Kentucky Natural Lands Trust was established in 1995 when a state
inventory identified Blanton Forest as one of the most important natural
areas in Kentucky and funds were urgently needed to protect it. Some
of Kentucky’s top conservationists joined forces to form KNLT
and launch the campaign to raise funds for preservation of Blanton
Forest. KNLT soon expanded the project to the larger ecosystem surrounding
Blanton in order to include many natural areas across the entire mountain
which form a continuous forest block and important migratory corridor
for wildlife and plants. This project became the Pine Mountain Wildlife
Corridor Project. Today, KNLT has forest corridor projects in other
parts of the state and assists with the start-up of new land trusts
to further promote conservation in Kentucky.
• KNLT’s Blanton Forest campaign achieved the preservation of
more than 3,000 acres of old growth forest and buffer lands.
• KNLT completed major acquisitions in Harlan County to the east and
west of Blanton Forest. This included the 741 acre Arrington Property
and the 786 acre Parsons Tract. The Parsons tract was resold to the
state for the Pine Mountain State Park and Nature Preserve.
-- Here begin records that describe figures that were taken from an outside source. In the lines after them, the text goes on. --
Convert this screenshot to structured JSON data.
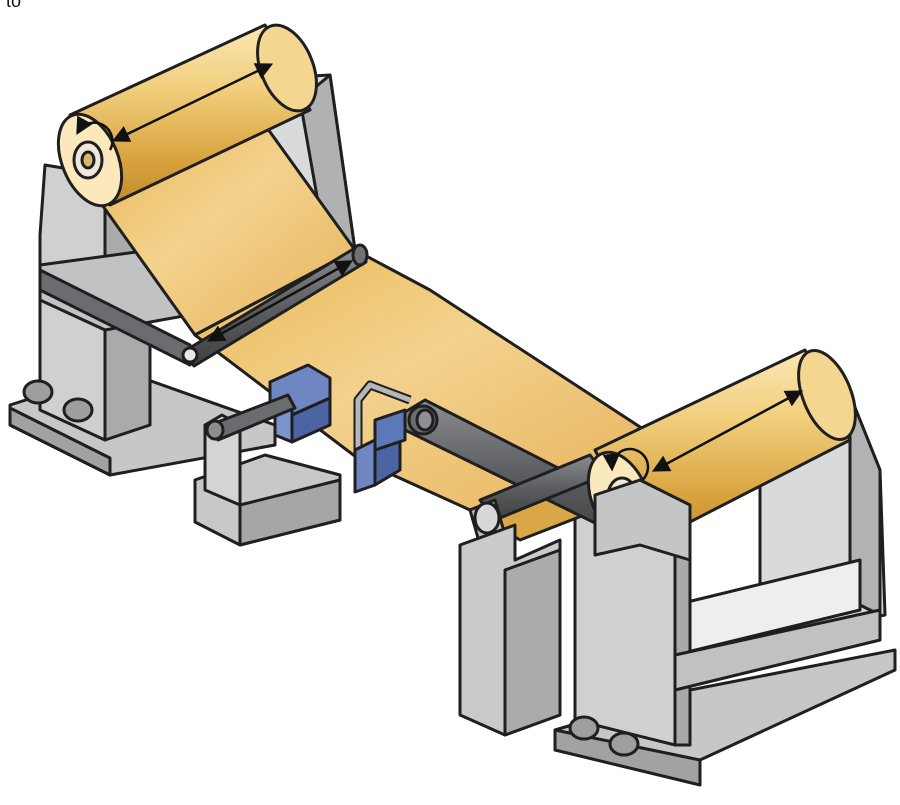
{
  "caption_fragment": "to",
  "colors": {
    "web": "#e7b755",
    "web_light": "#f6dc9c",
    "frame_light": "#d8d9da",
    "frame_mid": "#b7b8ba",
    "frame_dark": "#8e9093",
    "sensor_blue": "#5d78b8",
    "outline": "#1f1f1f"
  },
  "components": [
    "unwind-roll",
    "rewind-roll",
    "unwind-stand",
    "rewind-stand",
    "guide-roller",
    "dancer-arm",
    "web-guide-sensor",
    "edge-sensor",
    "actuator-box"
  ]
}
• KNLT assisted the state in purchasing the 1,027 acre Howard Property
as an addition to the Pine Mountain Trail State Park.
• KNLT purchased 386 acres in Harlan County to connect two disjunct
tracts within the Blanton Forest Nature Preserve Design.
• KNLT received its first donated conservation easement of the 83
acre Good Spring Farm in McCreary County, Kentucky.
• KNLT joined forces with Fort Knox and the Lincoln Trail ADD to purchase
conservation easements in the forest corridor around Fort Knox.
• KNLT acquired two conservation easements in Bullitt County, Kentucky, totaling nearly 308 acres to help protect the forest block from Bernheim Forest to Ft. Knox.
• KNLT’s “South America” project is featured on KET’s Kentucky Life.
• KNLT paid tribute to major donors to the Blanton Forest campaign with a permanent plaque at Blanton Forest. Those honored were David Burns, Tom Dupree, Sr., Augusta Wallace Lyons, Herb Emrich, and Sara Shallenberger Brown.
• KNLT purchased nearly 2,000 acres in the area known as “South America” on Pine Mountain in Eastern Kentucky.
• KNLT’s Indiana Bat Conservation Fund purchased several hundred acres of Indiana bat habitat in Kentucky and provided funding for research and restoration projects.
• KNLT received a gift of 140 acres protecting an important water source in Bell County.
• KNLT’s Executive Director, Hugh Archer, attended the White House Conference on Conservation and the Outdoors, as a representative for Kentucky.
• KNLT closed on 155 acres on Crooked Creek in Bullitt County. The property is part of the Ft. Knox to Bernheim Wildlife Corridor and large forest block.